Он опять промолчал. Скорее бы конец.
— Итак, — продолжал шеф гестапо, — нам не требуется прибегать даже к пыткам. Вы прекрасно себя ведете, Ильин. Это мне нравится. Остается объявить вам решение, которое сегодня же будет скреплено моим начальством. За побег из лагеря, вооруженное нападение на военнослужащих гестапо и за убийство офицера вы приговариваетесь к смертной казни. Вас повесят в ближайшие двадцать четыре часа. Не забудьте передать мой привет Вельзевулу…
— Он вас и так знает. Родня… — Ильин говорил зло. Приговор не потряс его. Он был готов ко всему.
Гестаповец засмеялся.
— Вы не лишены юмора. Мне вас жаль. Такой молодой и, говорят, талантливый… Можете идти, Ильин. Все.
Когда Ильина привели в камеру, занималось утро. Он сел на койку и неотрывно стал смотреть на светлеющее небо, перехваченное густой решеткой. Он думал о Маше и плакал. Ее уже нет. Через сутки его черед. Как это глупо и просто! Борьба, столкновения, радости и огорчения, любовь, печаль, надежды на грядущее, азарт настоящего труда, друзья и враги, страсти и утешения, боль и восхищение — все, чем живет человек, все вдруг обрывается, и ничего больше нет, кроме мрака и бесконечной тишины… Он плакал о Маше и думал, что он все-таки сильнее своих врагов, — даже смертью своей он утверждает это.
Небо за окном стало совсем светлым, на пол легла тень решетки, звенело в ушах от тишины, и ни о чем больше уже не думалось. Последний день на земле.
Ему сунули в дверь завтрак. Он даже не оглянулся. Сколько просидел Ильин так, в полной неподвижности, с руками, устало брошенными на худые колени, он не мог сказать. Тень от решетки переместилась на стену, другую, перебежала в угол и, сжавшись, исчезла, поглощенная черным выступом толстой стены.
Заскрипела дверь. Ильин обернулся. Брови его удивленно поднялись.
— Можно к вам, герр Ильин?
Почтенный господин, безукоризненно одетый, снимал перчатки, оглядываясь, куда бы положить толстую папку, на которой острыми штычками были нанизаны буквы: «Дело Ильина». Аркадий Павлович увидел это в первую же секунду.
«Вот теперь начинается что-то новое…» — подумал он и слегка отступил, давая место посетителю.
— Благодарю вас, — сказал господин и, обернувшись к надзирателю, махнул перчаткой. — Оставьте нас. Не беспокойтесь, мы с Ильиным друзья.
Дверь закрылась. Они остались в камере вдвоем.
Ильин молча ждал. Посетитель осторожно сел на край койки и брезгливо огляделся:
— Плохо у вас тут, герр Ильин.

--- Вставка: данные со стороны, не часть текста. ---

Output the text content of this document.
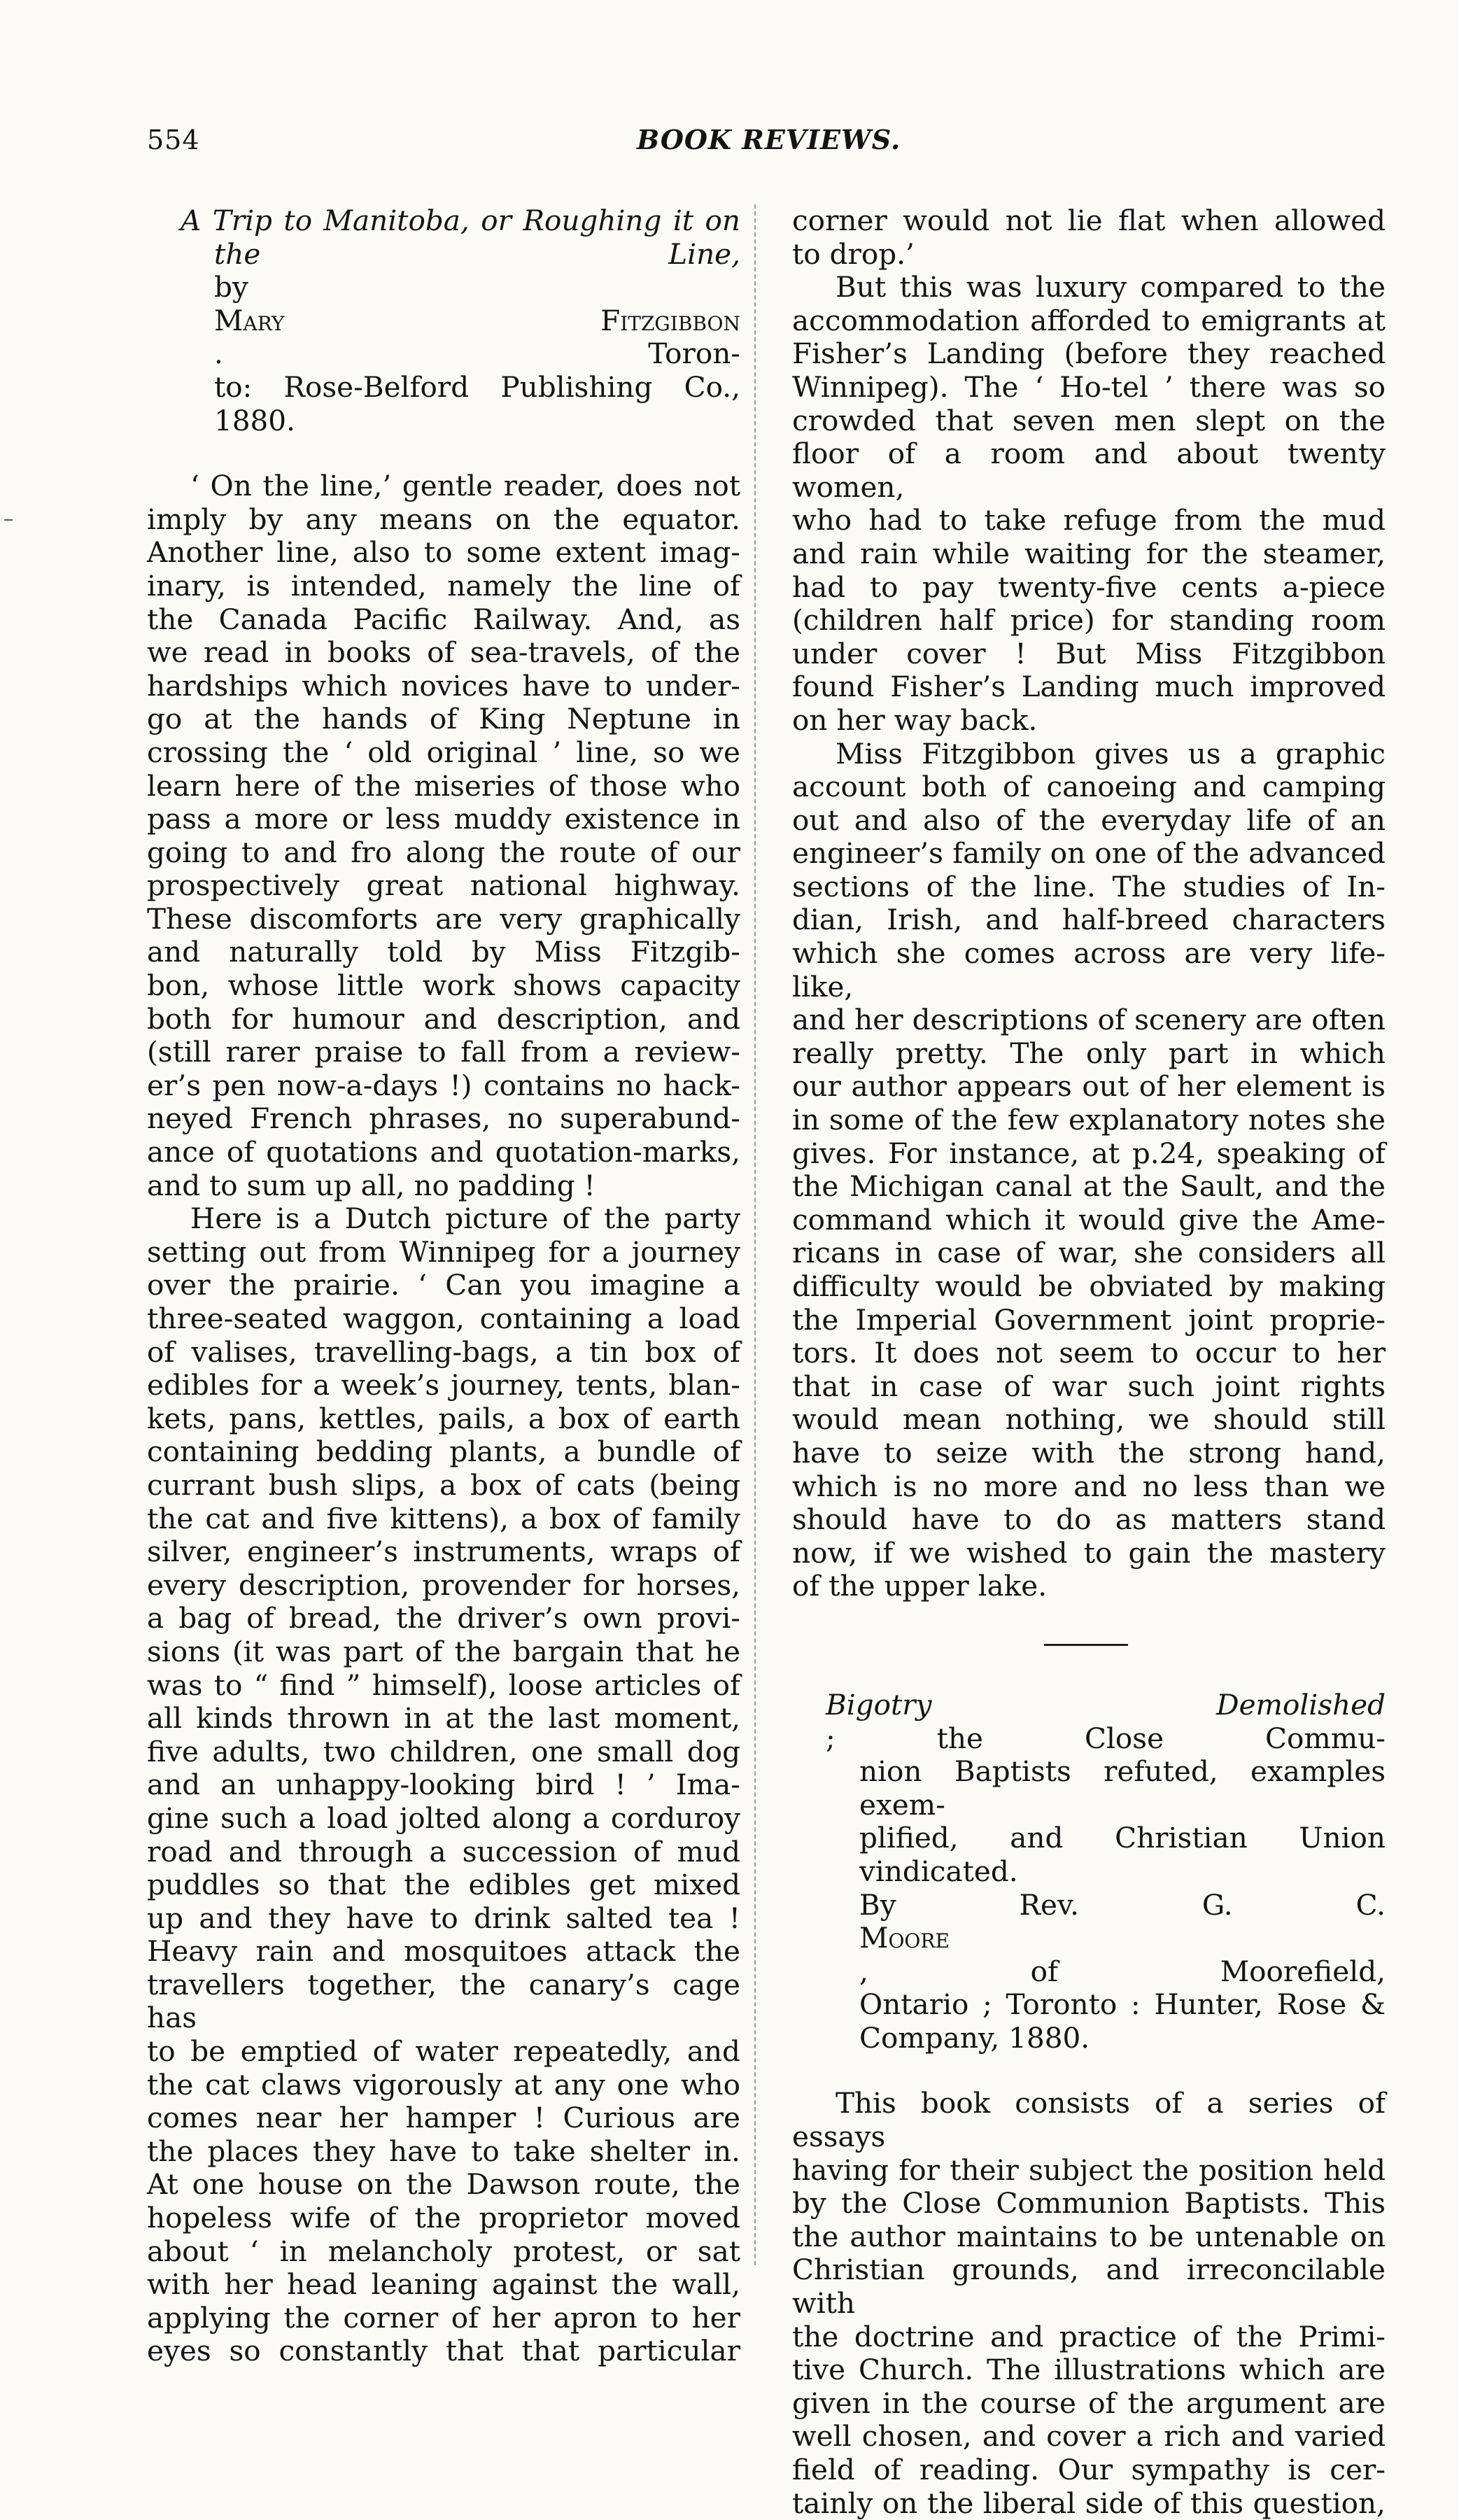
554	BOOK REVIEWS.
A Trip to Manitoba, or Roughing it on
the Line,
by
Mary Fitzgibbon
. Toron-
to: Rose-Belford Publishing Co., 1880.

‘ On the line,’ gentle reader, does not
imply by any means on the equator.
Another line, also to some extent imag-
inary, is intended, namely the line of
the Canada Pacific Railway. And, as
we read in books of sea-travels, of the
hardships which novices have to under-
go at the hands of King Neptune in
crossing the ‘ old original ’ line, so we
learn here of the miseries of those who
pass a more or less muddy existence in
going to and fro along the route of our
prospectively great national highway.
These discomforts are very graphically
and naturally told by Miss Fitzgib-
bon, whose little work shows capacity
both for humour and description, and
(still rarer praise to fall from a review-
er’s pen now-a-days !) contains no hack-
neyed French phrases, no superabund-
ance of quotations and quotation-marks,
and to sum up all, no padding !

Here is a Dutch picture of the party
setting out from Winnipeg for a journey
over the prairie. ‘ Can you imagine a
three-seated waggon, containing a load
of valises, travelling-bags, a tin box of
edibles for a week’s journey, tents, blan-
kets, pans, kettles, pails, a box of earth
containing bedding plants, a bundle of
currant bush slips, a box of cats (being
the cat and five kittens), a box of family
silver, engineer’s instruments, wraps of
every description, provender for horses,
a bag of bread, the driver’s own provi-
sions (it was part of the bargain that he
was to “ find ” himself), loose articles of
all kinds thrown in at the last moment,
five adults, two children, one small dog
and an unhappy-looking bird ! ’ Ima-
gine such a load jolted along a corduroy
road and through a succession of mud
puddles so that the edibles get mixed
up and they have to drink salted tea !
Heavy rain and mosquitoes attack the
travellers together, the canary’s cage has
to be emptied of water repeatedly, and
the cat claws vigorously at any one who
comes near her hamper ! Curious are
the places they have to take shelter in.
At one house on the Dawson route, the
hopeless wife of the proprietor moved
about ‘ in melancholy protest, or sat
with her head leaning against the wall,
applying the corner of her apron to her
eyes so constantly that that particular

corner would not lie flat when allowed
to drop.’

But this was luxury compared to the
accommodation afforded to emigrants at
Fisher’s Landing (before they reached
Winnipeg). The ‘ Ho-tel ’ there was so
crowded that seven men slept on the
floor of a room and about twenty women,
who had to take refuge from the mud
and rain while waiting for the steamer,
had to pay twenty-five cents a-piece
(children half price) for standing room
under cover ! But Miss Fitzgibbon
found Fisher’s Landing much improved
on her way back.

Miss Fitzgibbon gives us a graphic
account both of canoeing and camping
out and also of the everyday life of an
engineer’s family on one of the advanced
sections of the line. The studies of In-
dian, Irish, and half-breed characters
which she comes across are very life-like,
and her descriptions of scenery are often
really pretty. The only part in which
our author appears out of her element is
in some of the few explanatory notes she
gives. For instance, at p.24, speaking of
the Michigan canal at the Sault, and the
command which it would give the Ame-
ricans in case of war, she considers all
difficulty would be obviated by making
the Imperial Government joint proprie-
tors. It does not seem to occur to her
that in case of war such joint rights
would mean nothing, we should still
have to seize with the strong hand,
which is no more and no less than we
should have to do as matters stand
now, if we wished to gain the mastery
of the upper lake.

Bigotry Demolished
; the Close Commu-
nion Baptists refuted, examples exem-
plified, and Christian Union vindicated.
By Rev. G. C.
Moore
, of Moorefield,
Ontario ; Toronto : Hunter, Rose &
Company, 1880.

This book consists of a series of essays
having for their subject the position held
by the Close Communion Baptists. This
the author maintains to be untenable on
Christian grounds, and irreconcilable with
the doctrine and practice of the Primi-
tive Church. The illustrations which are
given in the course of the argument are
well chosen, and cover a rich and varied
field of reading. Our sympathy is cer-
tainly on the liberal side of this question,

Я очень сожалею, что вы, такой талантливый человек, впутались в столь страшную историю. Я, кстати говоря, старый друг России. Люблю вашу страну. С уважением отношусь к великим вашим соотечественникам Толстому, Достоевскому, Менделееву… Э-э… и другим, таким, как Павлов и Плеханов. В вашей стране много гениальных людей, очень много.
Ильин молчал, слушая дифирамбы, которые не могли обмануть даже школьника. И ждал. Посетитель продолжал говорить:
— А у нас, в нашей бедной Германии, не понимают великих людей. На Гиммлера молимся, а фон Вернер и Мессершмитт живут на подозрении. Фон Мольтке пели псалмы, а Либих и Кирхгоф всю жизнь скитались по чужим квартирам… Такова история. И даже теперь, в преддверии катастрофы, не все отдают себе в этом отчет…
Ильин не выдержал. Он резко прервал говорившего:
— Довольно экскурсов в историю. Давайте ближе к делу. Что вам угодно?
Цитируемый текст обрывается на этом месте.